Could tailoring a tinker with a much-loved original drink formulation – or at least one that it iconic yet taken for granted – publicizing the fact, then raising the red flag and graciously capitulating to consumer demand and restoring the original recipe, prove a novel weapon (solider) in the beverage marketer’s armory?
Not that I’m suggesting that Beam Inc. intentionally staged a PR ‘blunder’ to secure a Q1 sales spike – incidentally, overall group net sales rose 8% to $577.7m, operating income rose 37% to $179m – where a Maker’s Mark supply shortage clearly prompted the proof change from 45% to 42% ABV.
But in a heartfelt February 17 Facebook announcement that the planned cut would not take place (you can almost hear careening violins), Beam Inc. quickly turned PR blunder into PR blinder, with COO Rob Samuels telling Maker’s fans: “You spoke. We listened. And we’re sincerely sorry we let you down.”
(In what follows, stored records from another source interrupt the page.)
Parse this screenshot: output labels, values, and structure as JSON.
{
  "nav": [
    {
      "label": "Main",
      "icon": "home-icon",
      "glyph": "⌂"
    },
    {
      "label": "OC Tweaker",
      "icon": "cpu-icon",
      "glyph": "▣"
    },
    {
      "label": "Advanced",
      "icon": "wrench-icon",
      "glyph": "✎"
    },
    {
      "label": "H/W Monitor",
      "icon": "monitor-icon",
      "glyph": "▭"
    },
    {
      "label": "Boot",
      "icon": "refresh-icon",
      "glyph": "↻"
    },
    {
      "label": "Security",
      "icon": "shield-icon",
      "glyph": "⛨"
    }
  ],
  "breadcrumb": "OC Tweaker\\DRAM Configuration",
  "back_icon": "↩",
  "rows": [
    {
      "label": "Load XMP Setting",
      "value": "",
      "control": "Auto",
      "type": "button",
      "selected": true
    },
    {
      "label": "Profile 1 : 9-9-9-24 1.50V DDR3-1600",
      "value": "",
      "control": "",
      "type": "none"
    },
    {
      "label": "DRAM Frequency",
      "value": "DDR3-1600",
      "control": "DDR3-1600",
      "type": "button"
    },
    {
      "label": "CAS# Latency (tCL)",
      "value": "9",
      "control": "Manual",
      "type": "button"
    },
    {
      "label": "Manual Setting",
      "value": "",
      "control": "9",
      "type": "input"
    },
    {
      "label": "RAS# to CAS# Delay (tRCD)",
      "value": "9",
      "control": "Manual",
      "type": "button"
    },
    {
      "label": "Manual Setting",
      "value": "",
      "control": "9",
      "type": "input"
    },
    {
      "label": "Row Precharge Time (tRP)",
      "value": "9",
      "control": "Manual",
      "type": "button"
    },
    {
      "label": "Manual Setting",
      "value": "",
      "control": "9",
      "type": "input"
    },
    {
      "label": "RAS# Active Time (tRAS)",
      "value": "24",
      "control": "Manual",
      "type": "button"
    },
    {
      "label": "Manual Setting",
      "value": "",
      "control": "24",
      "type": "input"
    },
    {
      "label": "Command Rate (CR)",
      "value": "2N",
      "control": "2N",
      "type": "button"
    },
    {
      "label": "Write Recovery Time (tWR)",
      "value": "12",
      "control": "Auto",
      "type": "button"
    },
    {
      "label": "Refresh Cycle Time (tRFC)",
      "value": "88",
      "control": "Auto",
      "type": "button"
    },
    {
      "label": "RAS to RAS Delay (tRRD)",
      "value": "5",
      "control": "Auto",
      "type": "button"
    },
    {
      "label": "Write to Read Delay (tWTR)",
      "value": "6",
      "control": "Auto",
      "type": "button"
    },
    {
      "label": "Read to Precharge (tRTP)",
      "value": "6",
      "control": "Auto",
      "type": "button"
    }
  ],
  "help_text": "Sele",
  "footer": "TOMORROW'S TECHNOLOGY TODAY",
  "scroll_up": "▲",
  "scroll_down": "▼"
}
“The unanticipated dramatic growth rate of Maker’s Mark is a good problem to have, and we appreciate some of you telling us you’d even put up with occasional shortages,” Samuels added.
“We promise we’ll deal with them as best we can, as we work to expand capacity at the distillery.”
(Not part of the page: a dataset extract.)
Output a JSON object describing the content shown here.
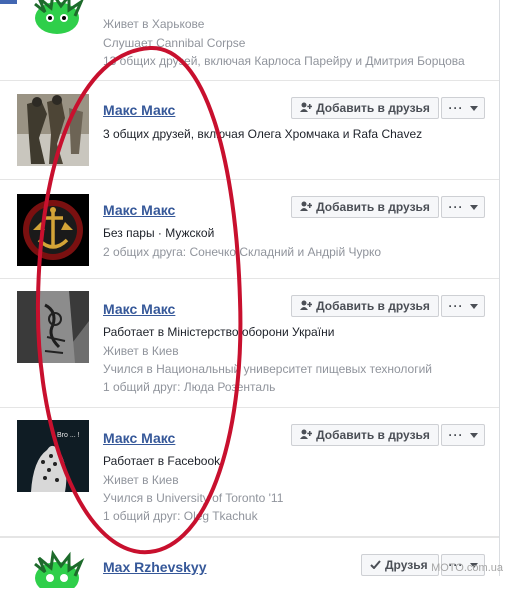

Tinker, tailor, soldier, sales?
‘New Coke’ is the textbook example of how an apparently disastrous decision to re-jig a well-known formula (in this case one that hadn’t changed in 99 years) can suddenly turn the worst to the best.
Launched in April 23 1985, stripped off the market on July 11 1985. It lasted 79 days but the return of ‘old Coke’ prompted a sales surge that, after Pepsi had begun to outsell Coke in supermarkets by 1983 – helped restored the brand to clear cola sales frontrunner.
This gave rise to a conspiracy theory that the debacle was a deliberate marketing ploy, but then Coke COO and President Donald Keough famously said: “Some cynics will say that we planned the whole thing. The truth is we are not that dumb, and we are not that smart.” Hmm…
And although SAB Miller brand Victoria Bitter (VB) paid the price for not listening to consumers soon enough – under the Foster’s Group watch two alcohol cuts from 2007 made it a 4.6% brew with a similarly shrinking share – it was restored to 4.9% last October, and straightaway posted its first growth in 10 years (+2%) in Q4 2012.
‘Proofgate’ helped consumer awareness
Beam Inc. is a social media savvy brand, and although it didn’t engineer ‘Proofgate’, another lesson here is that P2P channels like Facebook can quickly alert the such big brands to potential PR problems.
Such channels boost brand visibility and strength, but can also increase vulnerability levels. But you can draw opportunities from this as a brand and get closer than ever to customers, just so long as you listen – an underrated quality among some business go-getters – then communicate in turn.
During Beam Inc. Q1 2013 call with investors and analysts yesterday, Kevin Dreyer from Gabelli Asset Management – refered to the Maker’s Mark controversy as ‘proofgate’, and said it “might actually have helped you out with consumer awareness”.
Clearly the incident lent Maker’s Mark an opportunity to communicate its brand values to fans that might not otherwise have arisen. Beam Inc. CEO Matthew Shattock said:“This episode reinforces that Maker’s is a rare brand that can inspire this kind of intense consumer passion.”